Otra muestra de cobardía

Al final los personajes como Quim Torra o Roger Torrent siempre demuestran algo a pesar de sus palabras de gallitos, que son unos cobardes. Ayer día 19 de junio, se homenajeaba en Barcelona a las víctimas del atentado de Hipercor al cumplirse treinta y un años de la masacre. Las dos máximas autoridades en Cataluña, Torra y Torrent, no acudieron al homenaje, tendrían cosas más importantes que hacer.

Hablan mucho y dicen demasiado desde sus poltronas, desde sus despachos o a través de los micrófonos de la prensa amiga. Pero después, cuando tienen que salir a la calle son incapaces de mezclarse con personas que pudieran provocarles un escenario hostil, como sería el haber ido a homenajear a las víctimas de un atentado tan terrible como ese.

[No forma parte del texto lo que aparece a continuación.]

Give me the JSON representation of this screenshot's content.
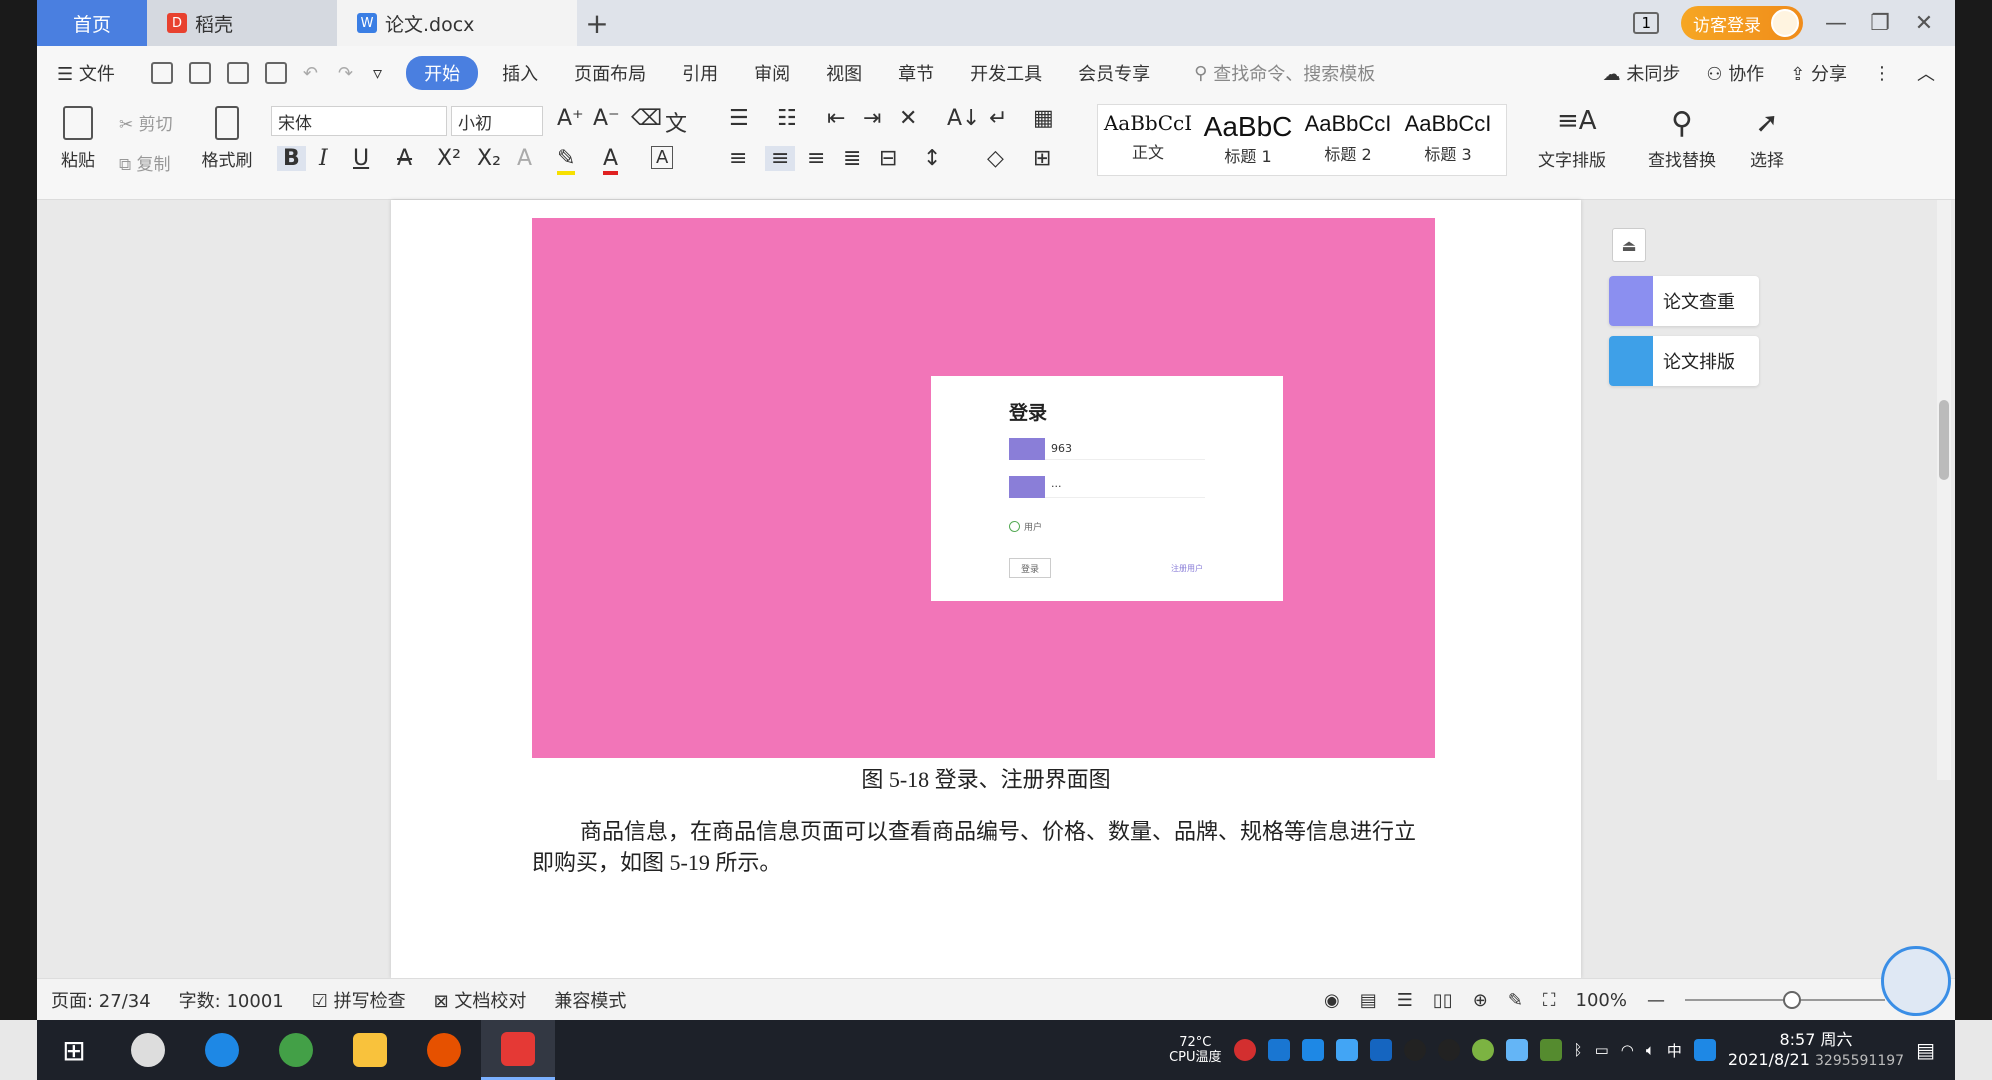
{
  "tabs": {
    "home": "首页",
    "docer": "稻壳",
    "doc": "论文.docx",
    "visitor_login": "访客登录",
    "badge": "1"
  },
  "menu": {
    "file": "文件",
    "items": [
      "开始",
      "插入",
      "页面布局",
      "引用",
      "审阅",
      "视图",
      "章节",
      "开发工具",
      "会员专享"
    ],
    "search_placeholder": "查找命令、搜索模板",
    "sync": "未同步",
    "collab": "协作",
    "share": "分享"
  },
  "ribbon": {
    "paste": "粘贴",
    "cut": "剪切",
    "copy": "复制",
    "format_painter": "格式刷",
    "font": "宋体",
    "size": "小初",
    "styles": [
      {
        "preview": "AaBbCcI",
        "name": "正文"
      },
      {
        "preview": "AaBbC",
        "name": "标题 1"
      },
      {
        "preview": "AaBbCcI",
        "name": "标题 2"
      },
      {
        "preview": "AaBbCcI",
        "name": "标题 3"
      }
    ],
    "text_layout": "文字排版",
    "find_replace": "查找替换",
    "select": "选择"
  },
  "document": {
    "login_title": "登录",
    "login_user": "963",
    "login_pass": "···",
    "login_role": "用户",
    "login_button": "登录",
    "login_register": "注册用户",
    "caption": "图 5-18 登录、注册界面图",
    "paragraph": "商品信息，在商品信息页面可以查看商品编号、价格、数量、品牌、规格等信息进行立即购买，如图 5-19 所示。"
  },
  "side_panel": {
    "check": "论文查重",
    "layout": "论文排版"
  },
  "status": {
    "page": "页面: 27/34",
    "words": "字数: 10001",
    "spell": "拼写检查",
    "proof": "文档校对",
    "compat": "兼容模式",
    "zoom": "100%"
  },
  "taskbar": {
    "cpu_temp": "72°C",
    "cpu_label": "CPU温度",
    "ime": "中",
    "time": "8:57 周六",
    "date": "2021/8/21",
    "overlay_num": "3295591197"
  },
  "colors": {
    "accent": "#4a7fe0",
    "image_pink": "#f275b8",
    "login_icon": "#8a7ed8"
  }
}
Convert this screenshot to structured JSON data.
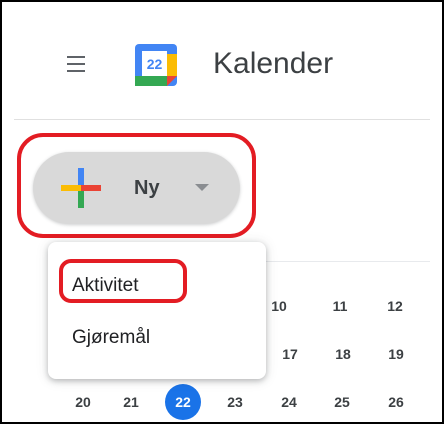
{
  "header": {
    "app_title": "Kalender",
    "logo_date": "22",
    "menu_icon": "hamburger-menu-icon"
  },
  "create": {
    "label": "Ny",
    "icon": "plus-icon",
    "dropdown_icon": "caret-down-icon"
  },
  "create_menu": {
    "items": [
      {
        "label": "Aktivitet",
        "highlighted": true
      },
      {
        "label": "Gjøremål"
      }
    ]
  },
  "mini_calendar": {
    "row_top_visible": [
      "10",
      "11",
      "12"
    ],
    "row_mid_visible": [
      "17",
      "18",
      "19"
    ],
    "row_bottom": [
      "20",
      "21",
      "22",
      "23",
      "24",
      "25",
      "26"
    ],
    "today": "22"
  },
  "colors": {
    "highlight": "#e31c23",
    "today": "#1a73e8",
    "text": "#3c4043",
    "button_bg": "#d9d9d9",
    "plus_blue": "#4285f4",
    "plus_red": "#ea4335",
    "plus_yellow": "#fbbc04",
    "plus_green": "#34a853"
  }
}
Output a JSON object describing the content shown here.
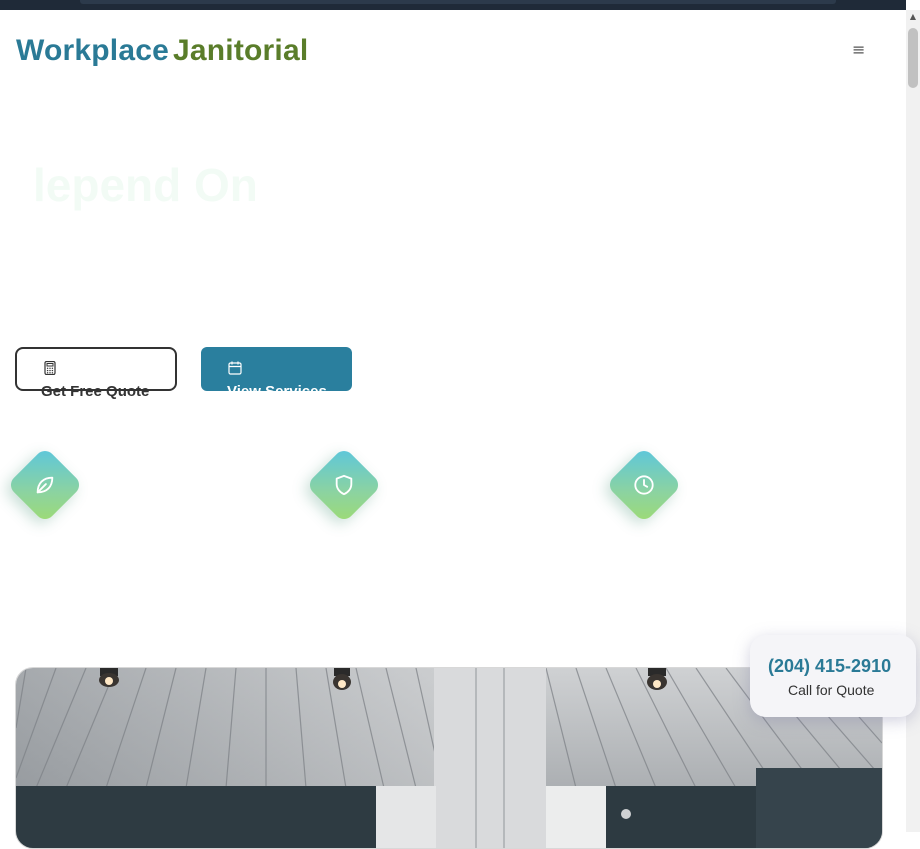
{
  "logo": {
    "word1": "Workplace",
    "word2": "Janitorial"
  },
  "header": {
    "menu_glyph": "≡"
  },
  "hero": {
    "headline_fragment": "lepend On"
  },
  "buttons": {
    "quote_label": "Get Free Quote",
    "quote_icon": "calculator-icon",
    "services_label": "View Services",
    "services_icon": "calendar-icon"
  },
  "features": [
    {
      "icon": "leaf-icon"
    },
    {
      "icon": "shield-icon"
    },
    {
      "icon": "clock-icon"
    }
  ],
  "photo": {
    "subject": "office-interior-image"
  },
  "call_card": {
    "phone": "(204) 415-2910",
    "label": "Call for Quote"
  },
  "colors": {
    "brand_blue": "#2a7a96",
    "brand_green": "#5a7d2a",
    "button_blue": "#2a7f9e",
    "gradient_start": "#5bc6de",
    "gradient_end": "#9edb73"
  }
}
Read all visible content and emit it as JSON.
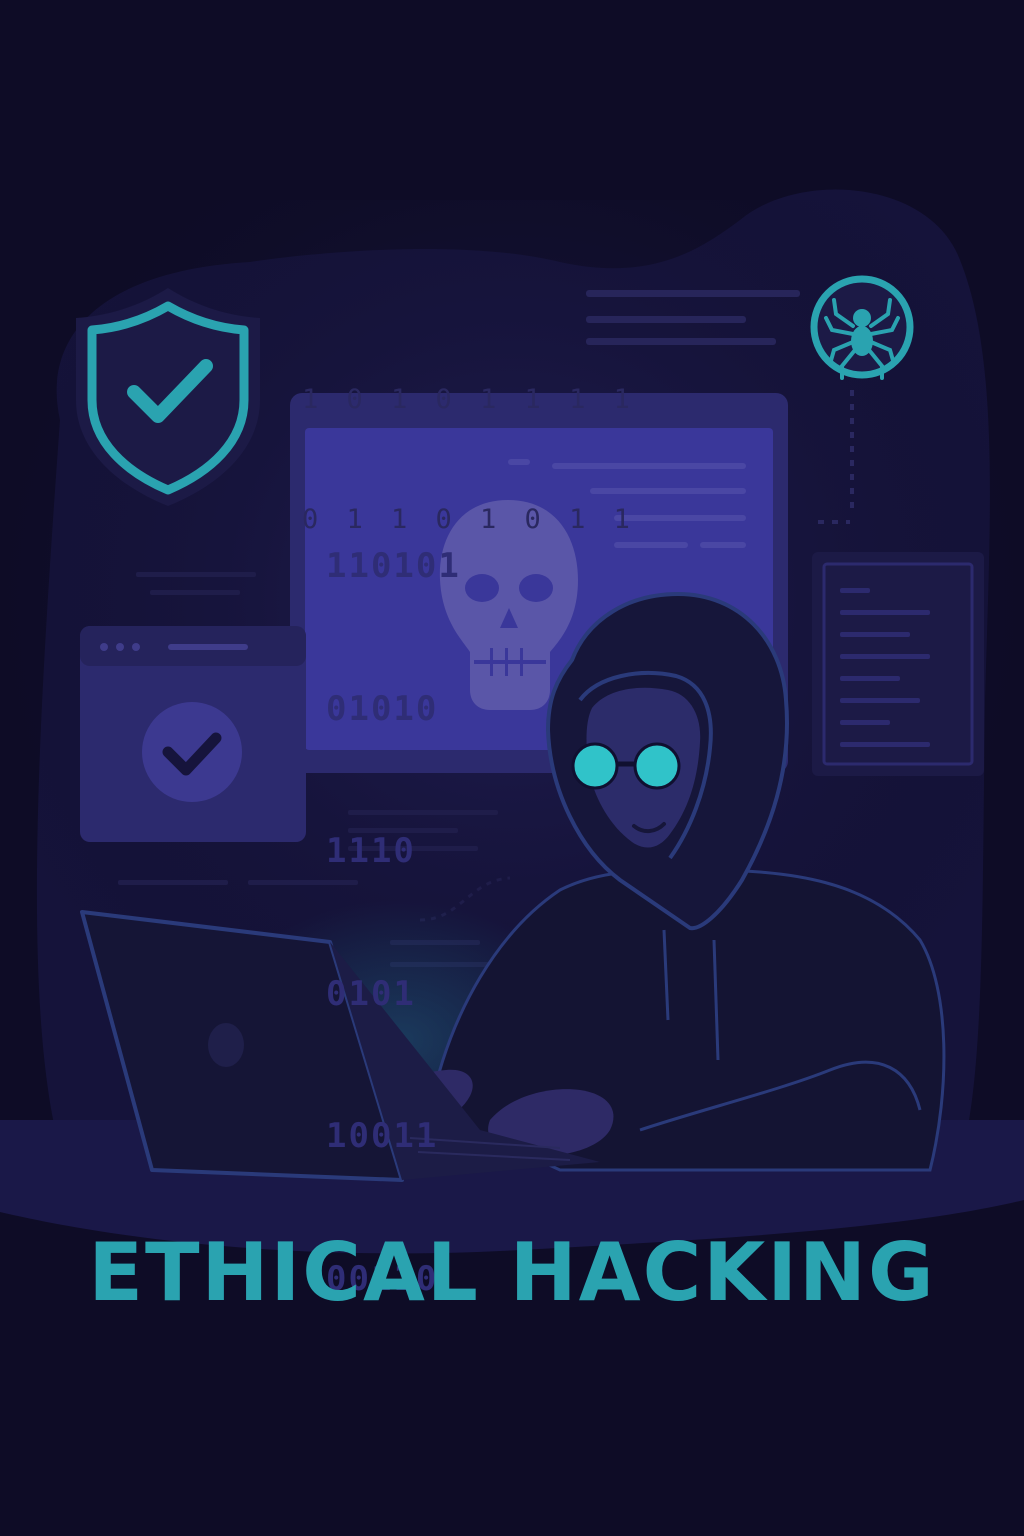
{
  "title": "ETHICAL HACKING",
  "binary_top": [
    "1 0 1 0 1 1 1 1",
    "0 1 1 0 1 0 1 1"
  ],
  "binary_screen": [
    "110101",
    "01010",
    "1110",
    "0101",
    "10011",
    "00110"
  ],
  "colors": {
    "background": "#0e0c26",
    "accent": "#2aa3b0",
    "panel": "#2c2a6e",
    "screen": "#3a379a",
    "skull": "#5a56a8",
    "hoodie": "#141433"
  },
  "icons": [
    "shield-check-icon",
    "spider-icon",
    "check-circle-icon",
    "skull-icon",
    "laptop-icon"
  ]
}
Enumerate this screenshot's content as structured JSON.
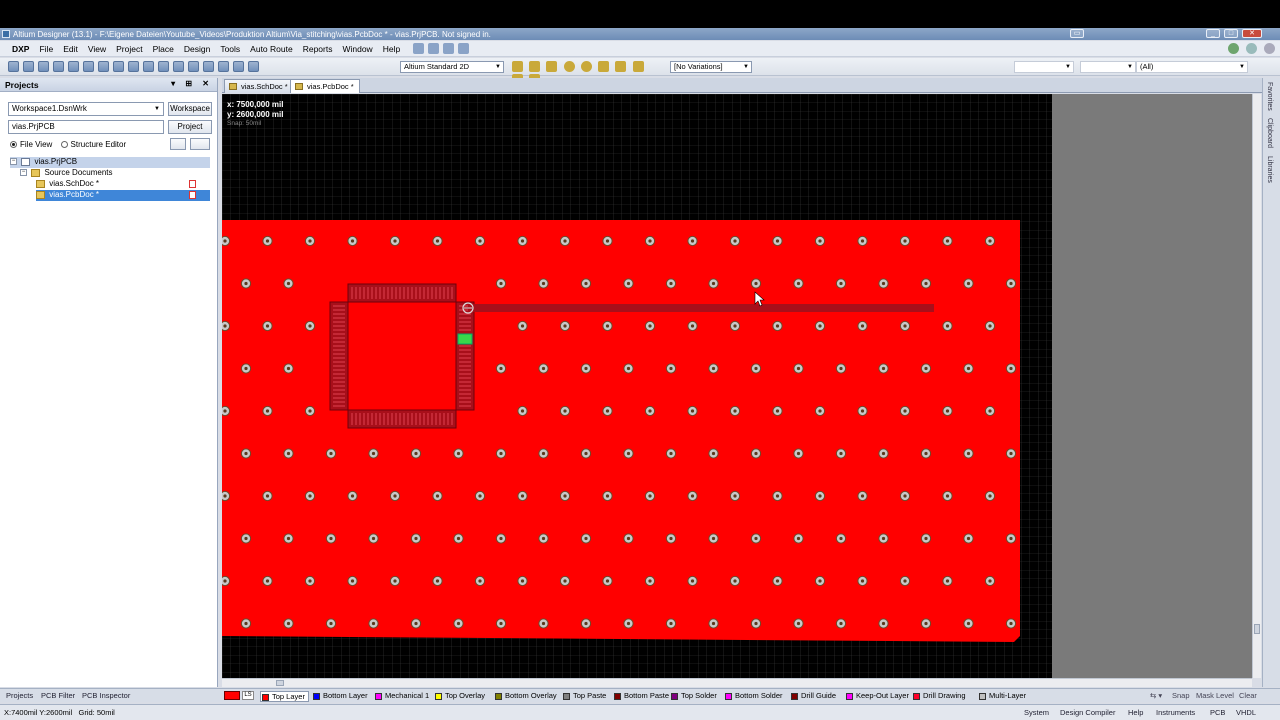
{
  "window": {
    "title": "Altium Designer (13.1) - F:\\Eigene Dateien\\Youtube_Videos\\Produktion Altium\\Via_stitching\\vias.PcbDoc * - vias.PrjPCB. Not signed in."
  },
  "menu": {
    "items": [
      "DXP",
      "File",
      "Edit",
      "View",
      "Project",
      "Place",
      "Design",
      "Tools",
      "Auto Route",
      "Reports",
      "Window",
      "Help"
    ]
  },
  "toolbar": {
    "view_mode": "Altium Standard 2D",
    "variations": "[No Variations]",
    "filter": "(All)"
  },
  "projects_panel": {
    "title": "Projects",
    "workspace_value": "Workspace1.DsnWrk",
    "workspace_button": "Workspace",
    "project_value": "vias.PrjPCB",
    "project_button": "Project",
    "file_view": "File View",
    "structure_editor": "Structure Editor",
    "tree": {
      "project": "vias.PrjPCB",
      "folder": "Source Documents",
      "docs": [
        "vias.SchDoc *",
        "vias.PcbDoc *"
      ]
    }
  },
  "document_tabs": [
    "vias.SchDoc *",
    "vias.PcbDoc *"
  ],
  "canvas": {
    "x_readout": "x: 7500,000 mil",
    "y_readout": "y: 2600,000 mil",
    "snap_readout": "Snap: 50mil"
  },
  "right_panels": [
    "Favorites",
    "Clipboard",
    "Libraries"
  ],
  "bottom_panel_tabs": [
    "Projects",
    "PCB Filter",
    "PCB Inspector"
  ],
  "layers": [
    {
      "name": "Top Layer",
      "color": "#ff0000"
    },
    {
      "name": "Bottom Layer",
      "color": "#0000ff"
    },
    {
      "name": "Mechanical 1",
      "color": "#ff00ff"
    },
    {
      "name": "Top Overlay",
      "color": "#ffff00"
    },
    {
      "name": "Bottom Overlay",
      "color": "#808000"
    },
    {
      "name": "Top Paste",
      "color": "#808080"
    },
    {
      "name": "Bottom Paste",
      "color": "#800000"
    },
    {
      "name": "Top Solder",
      "color": "#800080"
    },
    {
      "name": "Bottom Solder",
      "color": "#ff00ff"
    },
    {
      "name": "Drill Guide",
      "color": "#800000"
    },
    {
      "name": "Keep-Out Layer",
      "color": "#ff00ff"
    },
    {
      "name": "Drill Drawing",
      "color": "#ff002a"
    },
    {
      "name": "Multi-Layer",
      "color": "#c0c0c0"
    }
  ],
  "layer_controls": [
    "Snap",
    "Mask Level",
    "Clear"
  ],
  "status": {
    "position": "X:7400mil Y:2600mil",
    "grid": "Grid: 50mil",
    "buttons": [
      "System",
      "Design Compiler",
      "Help",
      "Instruments",
      "PCB",
      "VHDL"
    ]
  },
  "colors": {
    "copper": "#ff0000",
    "board": "#000000",
    "grid": "#3a3a3a",
    "outside": "#7a7a7a",
    "pad": "#c8c8c8"
  }
}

Tienen miedo, viven en una burbuja de la que no se atreven a salir, la burbuja en la que solo se les dice lo que quieren oír y después se les da una palmadita en la espalda. No tienen reparo alguno en hacerse fotos con terroristas, en darles la mano y abrazos, pero enfrentarse a las familias de hombres, mujeres y niños, asesinados de una forma tan salvaje les da miedo.

Ni les van a decir nada, ni les van a hacer nada, tienen miedo al silencio, a mirar frente a frente a los ojos a cualquier miembro de esas familias y decirles que lo sienten, que están con ellas, porque es mentira, ni lo sienten, ni están con ellas. Sí pueden mentir ante un gran auditorio favorable o ante unos micrófonos, la mayoría regados de subvenciones que ellos firman, pero ante la verdad, ante el dolor, solo tienen cobardía.

Qué gran desgracia tener que mantener con nuestro dinero a miserables como estos.